Rather than working directly with the jitter or its distribution, the Q-Scale method is based on the integral of the jitter histogram—the so-called empirical distribution function. A normalized version of Q-Scale finds the best-fit straight lines with slope 1/σ, corresponding to standard deviations of the right- and left-side dual-Dirac Gaussians (Figure 3). As described in Reference 1, this process “yields the most linear behavior for each extreme, and …thereby obtain[s] estimates for the mean, sigma, and weight of the dominant contributors.”

Figure 3. Q-Scale Example
Courtesy of LeCroy

Equally important, as the reference noted, “[the normalized Q-Scale method] confirms or not if Gaussian behavior is observed in the measurement. When this occurs, you have a warning that the predicted results are suspect.”

Amplitude Noise Statistics

In an effort to extend the information available from signal integrity analysis, several companies offer tools that estmate eye variations in two directions: conventionally with respect to time as well as vertically. Amplitude noise can be separated into its constituent parts in the same way as timing jitter. The capability to do so can help to identify the root cause(s) leading to a high BER.

According to Agilent’s Asay, “EZJIT Complete is an extension of the EZJIT+ software application, which allows the user to break down the noise of a real-time eye into random and deterministic components. This is important for understanding eye-closure situations beyond simply jitter.” Figure 4 shows a plot generated by the company’s Eye Contour Tool used for finding BER of both eye axes.

Figure 4. Horizontal and Vertical Eye Contour Plot
Courtesy of Agilent Technologies

LeCroy’s Blankman said that along with the SDAIII-LinQ package, the company also was releasing the SDAIII-CrossLinQ and SDAIII-Crosstalk applications that extend analysis to include noise and crosstalk.
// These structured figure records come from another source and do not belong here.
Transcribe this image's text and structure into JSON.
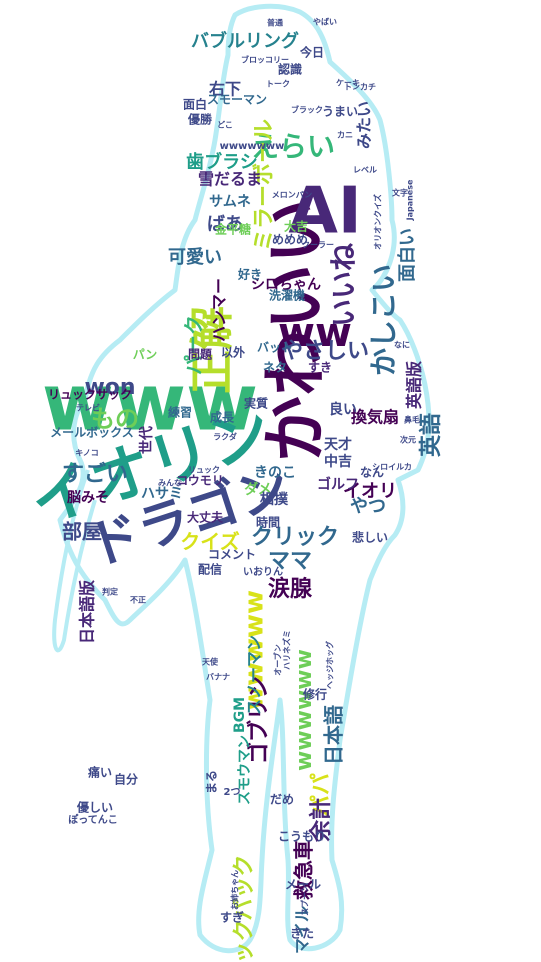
{
  "palette": {
    "outline": "#b6ecf4",
    "background": "#ffffff",
    "colors": [
      "#440154",
      "#482878",
      "#3e4989",
      "#31688e",
      "#26828e",
      "#1f9e89",
      "#35b779",
      "#6ece58",
      "#b5de2b",
      "#d8e219"
    ]
  },
  "words": [
    {
      "text": "www",
      "size": 78,
      "color": "#35b779"
    },
    {
      "text": "イオリン",
      "size": 62,
      "color": "#1f9e89"
    },
    {
      "text": "かわいい",
      "size": 66,
      "color": "#440154"
    },
    {
      "text": "AI",
      "size": 64,
      "color": "#482878"
    },
    {
      "text": "ドラゴン",
      "size": 52,
      "color": "#3e4989"
    },
    {
      "text": "正解",
      "size": 44,
      "color": "#b5de2b"
    },
    {
      "text": "ww",
      "size": 40,
      "color": "#440154"
    },
    {
      "text": "えらい",
      "size": 28,
      "color": "#35b779"
    },
    {
      "text": "かしこい",
      "size": 28,
      "color": "#31688e"
    },
    {
      "text": "いいね",
      "size": 28,
      "color": "#482878"
    },
    {
      "text": "ミラーボール",
      "size": 22,
      "color": "#b5de2b"
    },
    {
      "text": "バブルリング",
      "size": 18,
      "color": "#26828e"
    },
    {
      "text": "面白い",
      "size": 18,
      "color": "#31688e"
    },
    {
      "text": "やさしい",
      "size": 22,
      "color": "#3e4989"
    },
    {
      "text": "wwwww",
      "size": 26,
      "color": "#d8e219"
    },
    {
      "text": "wwwwww",
      "size": 22,
      "color": "#6ece58"
    },
    {
      "text": "クリック",
      "size": 22,
      "color": "#31688e"
    },
    {
      "text": "ママ",
      "size": 22,
      "color": "#31688e"
    },
    {
      "text": "涙腺",
      "size": 22,
      "color": "#440154"
    },
    {
      "text": "もの",
      "size": 24,
      "color": "#6ece58"
    },
    {
      "text": "won",
      "size": 22,
      "color": "#3e4989"
    },
    {
      "text": "すごい",
      "size": 22,
      "color": "#31688e"
    },
    {
      "text": "部屋",
      "size": 20,
      "color": "#3e4989"
    },
    {
      "text": "クイズ",
      "size": 20,
      "color": "#d8e219"
    },
    {
      "text": "パーク",
      "size": 20,
      "color": "#35b779"
    },
    {
      "text": "ハンマー",
      "size": 16,
      "color": "#440154"
    },
    {
      "text": "可愛い",
      "size": 18,
      "color": "#31688e"
    },
    {
      "text": "歯ブラシ",
      "size": 18,
      "color": "#1f9e89"
    },
    {
      "text": "雪だるま",
      "size": 16,
      "color": "#482878"
    },
    {
      "text": "ばあ",
      "size": 18,
      "color": "#3e4989"
    },
    {
      "text": "サムネ",
      "size": 14,
      "color": "#31688e"
    },
    {
      "text": "右下",
      "size": 16,
      "color": "#3e4989"
    },
    {
      "text": "みたい",
      "size": 16,
      "color": "#3e4989"
    },
    {
      "text": "英語版",
      "size": 16,
      "color": "#482878"
    },
    {
      "text": "英語",
      "size": 22,
      "color": "#31688e"
    },
    {
      "text": "換気扇",
      "size": 16,
      "color": "#440154"
    },
    {
      "text": "イオリ",
      "size": 18,
      "color": "#440154"
    },
    {
      "text": "やつ",
      "size": 18,
      "color": "#31688e"
    },
    {
      "text": "ゴルフ",
      "size": 14,
      "color": "#482878"
    },
    {
      "text": "ダメ",
      "size": 14,
      "color": "#6ece58"
    },
    {
      "text": "パパ",
      "size": 22,
      "color": "#d8e219"
    },
    {
      "text": "日本語",
      "size": 20,
      "color": "#31688e"
    },
    {
      "text": "ゴブリン",
      "size": 22,
      "color": "#440154"
    },
    {
      "text": "余計",
      "size": 22,
      "color": "#482878"
    },
    {
      "text": "バックパック",
      "size": 22,
      "color": "#b5de2b"
    },
    {
      "text": "救急車",
      "size": 20,
      "color": "#440154"
    },
    {
      "text": "マイル",
      "size": 16,
      "color": "#31688e"
    },
    {
      "text": "日本語版",
      "size": 16,
      "color": "#482878"
    },
    {
      "text": "BGM",
      "size": 14,
      "color": "#1f9e89"
    },
    {
      "text": "スノーマン",
      "size": 16,
      "color": "#26828e"
    },
    {
      "text": "スモウマン",
      "size": 14,
      "color": "#1f9e89"
    },
    {
      "text": "メールボックス",
      "size": 12,
      "color": "#31688e"
    },
    {
      "text": "リュックサック",
      "size": 12,
      "color": "#440154"
    },
    {
      "text": "ハサミ",
      "size": 14,
      "color": "#31688e"
    },
    {
      "text": "脳みそ",
      "size": 14,
      "color": "#440154"
    },
    {
      "text": "世代",
      "size": 14,
      "color": "#482878"
    },
    {
      "text": "練習",
      "size": 12,
      "color": "#31688e"
    },
    {
      "text": "成長",
      "size": 12,
      "color": "#31688e"
    },
    {
      "text": "実質",
      "size": 12,
      "color": "#3e4989"
    },
    {
      "text": "コウモリ",
      "size": 12,
      "color": "#482878"
    },
    {
      "text": "大丈夫",
      "size": 12,
      "color": "#482878"
    },
    {
      "text": "コメント",
      "size": 12,
      "color": "#3e4989"
    },
    {
      "text": "時間",
      "size": 12,
      "color": "#3e4989"
    },
    {
      "text": "相撲",
      "size": 14,
      "color": "#3e4989"
    },
    {
      "text": "天才",
      "size": 14,
      "color": "#3e4989"
    },
    {
      "text": "中吉",
      "size": 14,
      "color": "#3e4989"
    },
    {
      "text": "良い",
      "size": 14,
      "color": "#3e4989"
    },
    {
      "text": "なん",
      "size": 12,
      "color": "#3e4989"
    },
    {
      "text": "悲しい",
      "size": 12,
      "color": "#3e4989"
    },
    {
      "text": "きのこ",
      "size": 14,
      "color": "#31688e"
    },
    {
      "text": "シロちゃん",
      "size": 14,
      "color": "#440154"
    },
    {
      "text": "洗濯機",
      "size": 12,
      "color": "#31688e"
    },
    {
      "text": "バット",
      "size": 12,
      "color": "#31688e"
    },
    {
      "text": "ネタ",
      "size": 12,
      "color": "#31688e"
    },
    {
      "text": "すき",
      "size": 12,
      "color": "#482878"
    },
    {
      "text": "パン",
      "size": 12,
      "color": "#6ece58"
    },
    {
      "text": "問題",
      "size": 12,
      "color": "#482878"
    },
    {
      "text": "以外",
      "size": 12,
      "color": "#3e4989"
    },
    {
      "text": "好き",
      "size": 12,
      "color": "#31688e"
    },
    {
      "text": "金平糖",
      "size": 12,
      "color": "#6ece58"
    },
    {
      "text": "めめめ",
      "size": 12,
      "color": "#3e4989"
    },
    {
      "text": "大吉",
      "size": 12,
      "color": "#6ece58"
    },
    {
      "text": "スモーマン",
      "size": 12,
      "color": "#31688e"
    },
    {
      "text": "面白",
      "size": 12,
      "color": "#3e4989"
    },
    {
      "text": "優勝",
      "size": 12,
      "color": "#3e4989"
    },
    {
      "text": "今日",
      "size": 12,
      "color": "#3e4989"
    },
    {
      "text": "認識",
      "size": 12,
      "color": "#3e4989"
    },
    {
      "text": "うまい",
      "size": 12,
      "color": "#3e4989"
    },
    {
      "text": "まる",
      "size": 12,
      "color": "#3e4989"
    },
    {
      "text": "だめ",
      "size": 12,
      "color": "#3e4989"
    },
    {
      "text": "こうもり",
      "size": 12,
      "color": "#3e4989"
    },
    {
      "text": "痛い",
      "size": 12,
      "color": "#3e4989"
    },
    {
      "text": "自分",
      "size": 12,
      "color": "#3e4989"
    },
    {
      "text": "優しい",
      "size": 12,
      "color": "#3e4989"
    },
    {
      "text": "ぽってんこ",
      "size": 10,
      "color": "#3e4989"
    },
    {
      "text": "修行",
      "size": 12,
      "color": "#3e4989"
    },
    {
      "text": "すぎ",
      "size": 12,
      "color": "#3e4989"
    },
    {
      "text": "きた",
      "size": 12,
      "color": "#3e4989"
    },
    {
      "text": "メール",
      "size": 12,
      "color": "#3e4989"
    },
    {
      "text": "いおりん",
      "size": 10,
      "color": "#3e4989"
    },
    {
      "text": "配信",
      "size": 12,
      "color": "#3e4989"
    },
    {
      "text": "2つ",
      "size": 10,
      "color": "#3e4989"
    },
    {
      "text": "wwwwwww",
      "size": 10,
      "color": "#3e4989"
    },
    {
      "text": "ブロッコリー",
      "size": 8,
      "color": "#3e4989"
    },
    {
      "text": "トーク",
      "size": 8,
      "color": "#3e4989"
    },
    {
      "text": "メロンパン",
      "size": 8,
      "color": "#3e4989"
    },
    {
      "text": "クーラー",
      "size": 8,
      "color": "#3e4989"
    },
    {
      "text": "オリオンクイズ",
      "size": 8,
      "color": "#3e4989"
    },
    {
      "text": "ブラック",
      "size": 8,
      "color": "#3e4989"
    },
    {
      "text": "トンカチ",
      "size": 8,
      "color": "#3e4989"
    },
    {
      "text": "ケーキ",
      "size": 8,
      "color": "#3e4989"
    },
    {
      "text": "ラクダ",
      "size": 8,
      "color": "#3e4989"
    },
    {
      "text": "リュック",
      "size": 8,
      "color": "#3e4989"
    },
    {
      "text": "オーブン",
      "size": 8,
      "color": "#3e4989"
    },
    {
      "text": "ハリネズミ",
      "size": 8,
      "color": "#3e4989"
    },
    {
      "text": "ヘッジホッグ",
      "size": 8,
      "color": "#3e4989"
    },
    {
      "text": "テレビ",
      "size": 8,
      "color": "#3e4989"
    },
    {
      "text": "キノコ",
      "size": 8,
      "color": "#3e4989"
    },
    {
      "text": "シロイルカ",
      "size": 8,
      "color": "#3e4989"
    },
    {
      "text": "次元",
      "size": 8,
      "color": "#3e4989"
    },
    {
      "text": "みんな",
      "size": 8,
      "color": "#3e4989"
    },
    {
      "text": "バナナ",
      "size": 8,
      "color": "#3e4989"
    },
    {
      "text": "天使",
      "size": 8,
      "color": "#3e4989"
    },
    {
      "text": "お姉ちゃん",
      "size": 8,
      "color": "#3e4989"
    },
    {
      "text": "スプーン",
      "size": 8,
      "color": "#3e4989"
    },
    {
      "text": "鼻毛",
      "size": 8,
      "color": "#3e4989"
    },
    {
      "text": "文字",
      "size": 8,
      "color": "#3e4989"
    },
    {
      "text": "レベル",
      "size": 8,
      "color": "#3e4989"
    },
    {
      "text": "Japanese",
      "size": 8,
      "color": "#3e4989"
    },
    {
      "text": "普通",
      "size": 8,
      "color": "#3e4989"
    },
    {
      "text": "やばい",
      "size": 8,
      "color": "#3e4989"
    },
    {
      "text": "カニ",
      "size": 8,
      "color": "#3e4989"
    },
    {
      "text": "どこ",
      "size": 8,
      "color": "#3e4989"
    },
    {
      "text": "なに",
      "size": 8,
      "color": "#3e4989"
    },
    {
      "text": "判定",
      "size": 8,
      "color": "#3e4989"
    },
    {
      "text": "不正",
      "size": 8,
      "color": "#3e4989"
    }
  ]
}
The Crosstalk Eye results from an analysis of the residual noise on a signal due to crosstalk and reveals noise on a data pattern in a new way. Also, there is a Crosstalk Eye Comparison mode shown in Figure 5 that overlays two crosstalk eyes, allowing quick comparison of either different channels or when the aggressor is on or off.

Tek’s 80SJNB application is a timing and noise analysis toolset used with the company’s DSA8300 Series Sampling Oscilloscopes. According to Tek’s Loberg, “The toolset performs timing and noise-based analysis to get a 3-D view of the eye’s performance for deeper, more accurate evaluation. The DSA8300 Series supports up to 50-GHz electrical and optical signal access for the latest high-speed communications signal acquisitions.”
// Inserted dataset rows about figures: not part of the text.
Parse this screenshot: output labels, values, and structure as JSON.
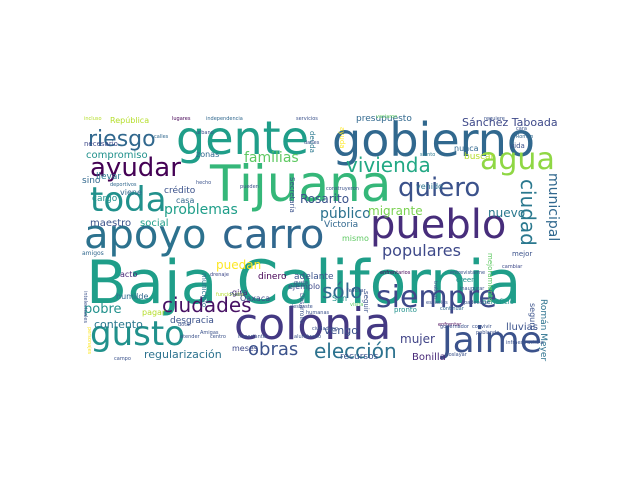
{
  "words": [
    {
      "text": "Baja California",
      "size": 60,
      "color": "#1f9e89"
    },
    {
      "text": "Tijuana",
      "size": 50,
      "color": "#35b779"
    },
    {
      "text": "gobierno",
      "size": 46,
      "color": "#31688e"
    },
    {
      "text": "gente",
      "size": 46,
      "color": "#1f9e89"
    },
    {
      "text": "colonia",
      "size": 44,
      "color": "#443983"
    },
    {
      "text": "apoyo",
      "size": 40,
      "color": "#2c728e"
    },
    {
      "text": "carro",
      "size": 40,
      "color": "#31688e"
    },
    {
      "text": "pueblo",
      "size": 40,
      "color": "#472d7b"
    },
    {
      "text": "Jaime",
      "size": 36,
      "color": "#3b528b"
    },
    {
      "text": "gusto",
      "size": 34,
      "color": "#21918c"
    },
    {
      "text": "toda",
      "size": 34,
      "color": "#21918c"
    },
    {
      "text": "siempre",
      "size": 30,
      "color": "#3e4989"
    },
    {
      "text": "agua",
      "size": 30,
      "color": "#8fd744"
    },
    {
      "text": "ayudar",
      "size": 26,
      "color": "#440154"
    },
    {
      "text": "quiero",
      "size": 26,
      "color": "#3b528b"
    },
    {
      "text": "riesgo",
      "size": 22,
      "color": "#31688e"
    },
    {
      "text": "ciudades",
      "size": 20,
      "color": "#471164"
    },
    {
      "text": "vivienda",
      "size": 20,
      "color": "#22a884"
    },
    {
      "text": "sólo",
      "size": 20,
      "color": "#31688e"
    },
    {
      "text": "ciudad",
      "size": 20,
      "color": "#2a788e"
    },
    {
      "text": "elección",
      "size": 20,
      "color": "#2c728e"
    },
    {
      "text": "obras",
      "size": 18,
      "color": "#3b528b"
    },
    {
      "text": "populares",
      "size": 16,
      "color": "#3e4989"
    },
    {
      "text": "problemas",
      "size": 14,
      "color": "#1f9e89"
    },
    {
      "text": "público",
      "size": 14,
      "color": "#2c728e"
    },
    {
      "text": "familias",
      "size": 14,
      "color": "#5ec962"
    },
    {
      "text": "municipal",
      "size": 14,
      "color": "#31688e"
    },
    {
      "text": "pobre",
      "size": 13,
      "color": "#21918c"
    },
    {
      "text": "mujer",
      "size": 12,
      "color": "#414487"
    },
    {
      "text": "nuevo",
      "size": 12,
      "color": "#2a788e"
    },
    {
      "text": "migrante",
      "size": 12,
      "color": "#7ad151"
    },
    {
      "text": "puedan",
      "size": 12,
      "color": "#fde725"
    },
    {
      "text": "Rosarito",
      "size": 12,
      "color": "#3b528b"
    },
    {
      "text": "Sánchez Taboada",
      "size": 11,
      "color": "#3e4989"
    },
    {
      "text": "regularización",
      "size": 11,
      "color": "#2c728e"
    },
    {
      "text": "contento",
      "size": 11,
      "color": "#2a788e"
    },
    {
      "text": "compromiso",
      "size": 10,
      "color": "#21918c"
    },
    {
      "text": "maestro",
      "size": 10,
      "color": "#3b528b"
    },
    {
      "text": "social",
      "size": 10,
      "color": "#1f9e89"
    },
    {
      "text": "vengo",
      "size": 11,
      "color": "#3b528b"
    },
    {
      "text": "Victoria",
      "size": 9,
      "color": "#31688e"
    },
    {
      "text": "mismo",
      "size": 8,
      "color": "#5ec962"
    },
    {
      "text": "lluvias",
      "size": 10,
      "color": "#3b528b"
    },
    {
      "text": "seguro",
      "size": 8,
      "color": "#3b528b"
    },
    {
      "text": "Bonilla",
      "size": 10,
      "color": "#482878"
    },
    {
      "text": "Román Meyer",
      "size": 9,
      "color": "#2c728e"
    },
    {
      "text": "presupuesto",
      "size": 9,
      "color": "#31688e"
    },
    {
      "text": "desgracia",
      "size": 9,
      "color": "#3b528b"
    },
    {
      "text": "cargo",
      "size": 9,
      "color": "#21918c"
    },
    {
      "text": "pagar",
      "size": 8,
      "color": "#b5de2b"
    },
    {
      "text": "dinero",
      "size": 9,
      "color": "#440154"
    },
    {
      "text": "adelante",
      "size": 9,
      "color": "#3b528b"
    },
    {
      "text": "ejemplo",
      "size": 8,
      "color": "#3e4989"
    },
    {
      "text": "nunca",
      "size": 8,
      "color": "#31688e"
    },
    {
      "text": "venido",
      "size": 8,
      "color": "#2c728e"
    },
    {
      "text": "buscar",
      "size": 9,
      "color": "#b5de2b"
    },
    {
      "text": "crédito",
      "size": 9,
      "color": "#3b528b"
    },
    {
      "text": "casa",
      "size": 8,
      "color": "#31688e"
    },
    {
      "text": "llevar",
      "size": 9,
      "color": "#2a788e"
    },
    {
      "text": "sino",
      "size": 9,
      "color": "#31688e"
    },
    {
      "text": "viene",
      "size": 8,
      "color": "#31688e"
    },
    {
      "text": "acto",
      "size": 8,
      "color": "#482878"
    },
    {
      "text": "meses",
      "size": 8,
      "color": "#3e4989"
    },
    {
      "text": "humilde",
      "size": 8,
      "color": "#31688e"
    },
    {
      "text": "Oaxaca",
      "size": 8,
      "color": "#3e4989"
    },
    {
      "text": "gira",
      "size": 8,
      "color": "#482878"
    },
    {
      "text": "San",
      "size": 8,
      "color": "#21918c"
    },
    {
      "text": "seguir",
      "size": 7,
      "color": "#3b528b"
    },
    {
      "text": "mejor",
      "size": 7,
      "color": "#3b528b"
    },
    {
      "text": "creen",
      "size": 7,
      "color": "#21918c"
    },
    {
      "text": "pronto",
      "size": 7,
      "color": "#21918c"
    },
    {
      "text": "beneficio",
      "size": 7,
      "color": "#21918c"
    },
    {
      "text": "zonas",
      "size": 8,
      "color": "#31688e"
    },
    {
      "text": "República",
      "size": 8,
      "color": "#b5de2b"
    },
    {
      "text": "necesario",
      "size": 7,
      "color": "#3e4989"
    },
    {
      "text": "amigos",
      "size": 6,
      "color": "#31688e"
    },
    {
      "text": "municipio",
      "size": 7,
      "color": "#2c728e"
    },
    {
      "text": "vida",
      "size": 7,
      "color": "#3b528b"
    },
    {
      "text": "mejoramiento",
      "size": 7,
      "color": "#5ec962"
    },
    {
      "text": "Secretaría",
      "size": 7,
      "color": "#3b528b"
    },
    {
      "text": "Desarrollo",
      "size": 6,
      "color": "#3b528b"
    },
    {
      "text": "deuda",
      "size": 7,
      "color": "#2a788e"
    },
    {
      "text": "ayuda",
      "size": 7,
      "color": "#fde725"
    },
    {
      "text": "lugares",
      "size": 5,
      "color": "#440154"
    },
    {
      "text": "independencia",
      "size": 5,
      "color": "#31688e"
    },
    {
      "text": "construyeron",
      "size": 5,
      "color": "#3b528b"
    },
    {
      "text": "servicios",
      "size": 5,
      "color": "#3b528b"
    },
    {
      "text": "urbano",
      "size": 5,
      "color": "#3b528b"
    },
    {
      "text": "incluso",
      "size": 5,
      "color": "#b5de2b"
    },
    {
      "text": "deportivos",
      "size": 5,
      "color": "#31688e"
    },
    {
      "text": "hecho",
      "size": 5,
      "color": "#3b528b"
    },
    {
      "text": "pueden",
      "size": 5,
      "color": "#3b528b"
    },
    {
      "text": "siento",
      "size": 5,
      "color": "#2a788e"
    },
    {
      "text": "vaciaron",
      "size": 5,
      "color": "#5ec962"
    },
    {
      "text": "requiere",
      "size": 5,
      "color": "#3b528b"
    },
    {
      "text": "cara",
      "size": 5,
      "color": "#3b528b"
    },
    {
      "text": "Roman",
      "size": 5,
      "color": "#31688e"
    },
    {
      "text": "cambiar",
      "size": 5,
      "color": "#3e4989"
    },
    {
      "text": "enfrentarios",
      "size": 5,
      "color": "#440154"
    },
    {
      "text": "entrevistarme",
      "size": 5,
      "color": "#3b528b"
    },
    {
      "text": "inaugurar",
      "size": 5,
      "color": "#3b528b"
    },
    {
      "text": "drenaje",
      "size": 5,
      "color": "#3e4989"
    },
    {
      "text": "funcionaba",
      "size": 5,
      "color": "#b5de2b"
    },
    {
      "text": "Felicitar",
      "size": 5,
      "color": "#3b528b"
    },
    {
      "text": "gusta",
      "size": 5,
      "color": "#3b528b"
    },
    {
      "text": "visita",
      "size": 5,
      "color": "#5ec962"
    },
    {
      "text": "espacios",
      "size": 5,
      "color": "#3b528b"
    },
    {
      "text": "padecerse",
      "size": 5,
      "color": "#3b528b"
    },
    {
      "text": "enfrentar",
      "size": 5,
      "color": "#440154"
    },
    {
      "text": "poblando",
      "size": 5,
      "color": "#3b528b"
    },
    {
      "text": "infraestructura",
      "size": 5,
      "color": "#3b528b"
    },
    {
      "text": "gobernador",
      "size": 5,
      "color": "#3b528b"
    },
    {
      "text": "convivir",
      "size": 5,
      "color": "#3b528b"
    },
    {
      "text": "continuar",
      "size": 5,
      "color": "#31688e"
    },
    {
      "text": "trabajo",
      "size": 5,
      "color": "#3b528b"
    },
    {
      "text": "Amigas",
      "size": 5,
      "color": "#3b528b"
    },
    {
      "text": "alumbrado",
      "size": 5,
      "color": "#3b528b"
    },
    {
      "text": "ciudadano",
      "size": 5,
      "color": "#3b528b"
    },
    {
      "text": "humanas",
      "size": 5,
      "color": "#3b528b"
    },
    {
      "text": "atender",
      "size": 5,
      "color": "#3b528b"
    },
    {
      "text": "centro",
      "size": 5,
      "color": "#3b528b"
    },
    {
      "text": "importante",
      "size": 5,
      "color": "#3b528b"
    },
    {
      "text": "campo",
      "size": 5,
      "color": "#3b528b"
    },
    {
      "text": "soslayar",
      "size": 5,
      "color": "#3b528b"
    },
    {
      "text": "intelectuales",
      "size": 5,
      "color": "#3b528b"
    },
    {
      "text": "personajes",
      "size": 5,
      "color": "#fde725"
    },
    {
      "text": "calles",
      "size": 5,
      "color": "#31688e"
    },
    {
      "text": "darles",
      "size": 5,
      "color": "#3b528b"
    },
    {
      "text": "dotar",
      "size": 5,
      "color": "#3b528b"
    },
    {
      "text": "Puedo",
      "size": 5,
      "color": "#3b528b"
    },
    {
      "text": "desbaste",
      "size": 5,
      "color": "#3b528b"
    },
    {
      "text": "recursos",
      "size": 9,
      "color": "#3b528b"
    }
  ]
}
Figure 5. Crosstalk Eye Comparison
Courtesy of LeCroy


There is no shortage of jitter and noise analysis tools. The challenge is not whether you can accomplish a certain measurement or subsequent analysis but rather to be clear about what you actually need to do. Direct-sampling scopes impose the least restrictions on the signal. However, they do not offer the same level of jitter decomposition performance as a sampling scope. Neither is their estimate of total jitter equivalent to that provided by a BERT. In addition, a BERT identifies the data transitions associated with observed errors.
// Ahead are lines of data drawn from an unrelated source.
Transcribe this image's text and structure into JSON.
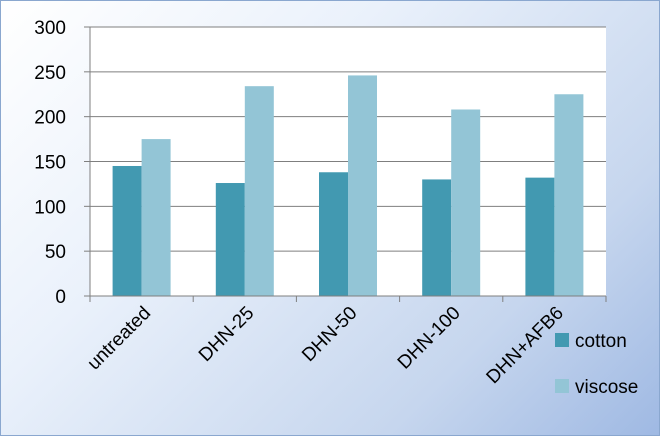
{
  "chart_data": {
    "type": "bar",
    "title": "",
    "xlabel": "",
    "ylabel": "",
    "categories": [
      "untreated",
      "DHN-25",
      "DHN-50",
      "DHN-100",
      "DHN+AFB6"
    ],
    "series": [
      {
        "name": "cotton",
        "color": "#4299b1",
        "values": [
          145,
          126,
          138,
          130,
          132
        ]
      },
      {
        "name": "viscose",
        "color": "#93c5d6",
        "values": [
          175,
          234,
          246,
          208,
          225
        ]
      }
    ],
    "ylim": [
      0,
      300
    ],
    "yticks": [
      0,
      50,
      100,
      150,
      200,
      250,
      300
    ],
    "grid": true,
    "legend_position": "right"
  }
}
Nevertheless, a BERT is not unique in this respect. The 3.50 version of Agilent’s SDA software now supports user prequalification of eye data. You can select the nature of the data transitions, such as eight consecutive 0s followed by a 1, from which the eye will be constructed. SDA software can be used with the company’s 90000 Q-Series Oscilloscopes to recover clocks at greater than 100 Gb/s.


1. Miller, M., and Schnecker, M., “A Comparison of Methods for Estimating Total Jitter Concerning Precision, Accuracy, and Robustness,” DesignCon 2007.
2. Relationship Between Eye Diagram and Bathtub Curves, WAVECREST, Technical Bulletin #13, 2003.
3. Stephens, R., Jitter Analysis: The Dual-Dirac Model, RJ/DJ, and Q-Scale, Agilent Technologies, White Paper, 2004.
4. BERTScope Bit Error Rate Testers Jitter Map “Under the Hood;” A New Methodology for Jitter Separation, Tektronix, Application Note, 2010.